Der Tabernakel Der Gedanke vom Weizenkom ist auch in der Gestaltung des Tabernakels aufgenommen und weitergeführt. Auf einer Rundsäule ist, gleichsam „im Weizenkom" der Ort der Aufbewahrung der Eucharistie ausgestellt. Die angedeuteten Wurzeln und Keimlinge deuten darauf hin, dass von der Mitte das Wachstum ausgeht. Geheimnisvoll, wie in einem Weizenkom, ist hier die göttliche Lebenskraft im Tabernakel verborgen. Das “ewige Licht" neben dem Tabernakel weist darauf hin, dass hier Jesus Christus im eucharistischen Brot gegenwärtig ist.

Die Mutter-Gottes-Statue Im Durchgang der Hauptkirche zur Werktagskapelle steht eine Statue der Gottesmutter Maria mit dem Jesuskind auf dem Arm. Die Haltung Mariens drückt die Erfurcht vor dem Kind aus, das sie trägt, darum wissend, dass es Gottes Sohn ist.

 

Die Taufkapelle Der Taufbrunnen steht rechts neben dem Haupteingang in der halbkreisförmigen Ausbuchtung. Oberhalb des Taufbrunnens beginnt das Fenster mit der Darstellung der Schöpfung. Weiterhin zu sehen sind dort die Stämme Israels, ihr Weg durch die Wüste, der Empfang der 10 Gebote und Szenen der Lebens- und Leidensgeschichte Jesu.

Als weitere Statue findet die hl. Barbara (Schutzpatronin der Bergleute) in der Kirche Platz, die der Gemeinde ihren Namen gab.

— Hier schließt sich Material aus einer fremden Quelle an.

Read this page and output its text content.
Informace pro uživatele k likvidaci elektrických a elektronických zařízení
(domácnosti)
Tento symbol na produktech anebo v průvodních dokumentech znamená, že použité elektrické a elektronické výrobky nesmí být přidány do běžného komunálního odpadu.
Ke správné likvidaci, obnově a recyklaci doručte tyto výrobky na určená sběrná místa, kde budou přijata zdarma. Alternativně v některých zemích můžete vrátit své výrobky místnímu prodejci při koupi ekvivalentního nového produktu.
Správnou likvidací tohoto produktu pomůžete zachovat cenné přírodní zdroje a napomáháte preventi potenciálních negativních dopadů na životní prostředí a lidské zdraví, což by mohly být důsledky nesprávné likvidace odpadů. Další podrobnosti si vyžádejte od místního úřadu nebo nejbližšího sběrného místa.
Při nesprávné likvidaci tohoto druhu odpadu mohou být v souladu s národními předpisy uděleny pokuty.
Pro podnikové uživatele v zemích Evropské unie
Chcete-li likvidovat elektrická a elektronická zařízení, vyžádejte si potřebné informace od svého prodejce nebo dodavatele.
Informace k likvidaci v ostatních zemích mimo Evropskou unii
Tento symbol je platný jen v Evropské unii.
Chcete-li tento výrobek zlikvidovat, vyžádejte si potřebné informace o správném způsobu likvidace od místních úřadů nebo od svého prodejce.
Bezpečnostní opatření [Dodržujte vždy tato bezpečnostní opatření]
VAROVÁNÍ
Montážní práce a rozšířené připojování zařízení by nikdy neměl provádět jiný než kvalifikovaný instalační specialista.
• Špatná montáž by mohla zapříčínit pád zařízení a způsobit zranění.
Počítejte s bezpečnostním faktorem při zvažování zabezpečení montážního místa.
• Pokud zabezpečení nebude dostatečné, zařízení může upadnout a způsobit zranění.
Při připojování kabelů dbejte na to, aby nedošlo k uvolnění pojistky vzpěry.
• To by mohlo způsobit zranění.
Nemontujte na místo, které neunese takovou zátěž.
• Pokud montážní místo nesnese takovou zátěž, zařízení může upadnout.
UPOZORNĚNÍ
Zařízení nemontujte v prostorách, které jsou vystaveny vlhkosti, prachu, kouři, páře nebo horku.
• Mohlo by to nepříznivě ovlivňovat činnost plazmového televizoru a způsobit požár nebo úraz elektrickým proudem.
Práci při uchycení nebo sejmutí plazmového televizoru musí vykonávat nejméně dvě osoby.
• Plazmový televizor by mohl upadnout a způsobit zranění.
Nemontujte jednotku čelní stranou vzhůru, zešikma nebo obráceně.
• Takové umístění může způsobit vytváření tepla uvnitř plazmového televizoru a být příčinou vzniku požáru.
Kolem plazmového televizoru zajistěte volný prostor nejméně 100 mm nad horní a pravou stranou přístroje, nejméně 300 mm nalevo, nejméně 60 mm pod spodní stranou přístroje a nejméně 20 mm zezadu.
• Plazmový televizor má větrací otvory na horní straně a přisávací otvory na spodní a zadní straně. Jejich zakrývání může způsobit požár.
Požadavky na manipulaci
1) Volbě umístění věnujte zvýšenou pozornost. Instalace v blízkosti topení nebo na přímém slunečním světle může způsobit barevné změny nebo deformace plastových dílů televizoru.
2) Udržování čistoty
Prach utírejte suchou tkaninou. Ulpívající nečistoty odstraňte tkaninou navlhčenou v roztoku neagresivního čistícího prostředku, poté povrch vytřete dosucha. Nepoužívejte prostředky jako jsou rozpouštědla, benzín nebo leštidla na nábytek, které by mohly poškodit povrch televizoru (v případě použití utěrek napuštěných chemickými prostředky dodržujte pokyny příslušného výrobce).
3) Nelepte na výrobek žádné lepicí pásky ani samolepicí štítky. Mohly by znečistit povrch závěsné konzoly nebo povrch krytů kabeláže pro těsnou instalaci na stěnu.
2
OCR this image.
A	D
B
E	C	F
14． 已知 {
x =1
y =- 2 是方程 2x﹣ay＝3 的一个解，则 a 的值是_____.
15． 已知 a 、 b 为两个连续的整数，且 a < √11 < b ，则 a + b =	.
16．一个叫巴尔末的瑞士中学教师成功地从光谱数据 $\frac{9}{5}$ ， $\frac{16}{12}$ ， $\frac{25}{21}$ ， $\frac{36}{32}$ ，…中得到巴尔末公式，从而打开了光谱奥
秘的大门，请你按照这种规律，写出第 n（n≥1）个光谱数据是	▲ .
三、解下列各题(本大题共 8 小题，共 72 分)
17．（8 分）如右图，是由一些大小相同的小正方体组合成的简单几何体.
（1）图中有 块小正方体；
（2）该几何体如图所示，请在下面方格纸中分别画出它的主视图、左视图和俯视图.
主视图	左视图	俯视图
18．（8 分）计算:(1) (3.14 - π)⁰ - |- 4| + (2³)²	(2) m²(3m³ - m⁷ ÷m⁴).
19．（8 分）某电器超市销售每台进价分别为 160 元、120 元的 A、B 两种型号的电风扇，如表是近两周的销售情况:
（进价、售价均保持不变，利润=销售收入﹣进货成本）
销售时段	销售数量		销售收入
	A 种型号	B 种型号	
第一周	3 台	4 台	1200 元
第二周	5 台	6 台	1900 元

Die Seitenkirche oder Werktagskapelle Der Raum dieser Seitenkirche ist nach dem gleichen Grundriss gebaut wie die Kirche selbst. Eine kleine Schar erfährt sich hier ganz nah und deutlich als Gemeinde. Sie ist niemals isoliert, weil durch die große Öffnung zur Hauptkirche hin die Beziehung zur Sonntagsgemeinde und den Hauptaltar gegeben ist.

Die Orgelbühne mit der wohlklingenden Orgel (technische Daten leider nicht bekannt). Sie wurde zum größten Teil durch Spenden der Gläubigen und durch das Engagement der Sternsinger in den Sechziger Jahren finanziert.

Nikolaus Groß Gedächtnisstätte Dieses Andenken an den großen Arbeiterführer und Märtyrer wurde vor einigen Jahren in unserer Kirche feierlich der Gemeinde übergeben.

Nikolaus Groß wurde wegen seines Kampfes gegen die Diktatur des “dritten Reiches” von den Nazis hingerichtet. Zur Zeit findet der Seeligsprechungsprozess im Vatikan statt.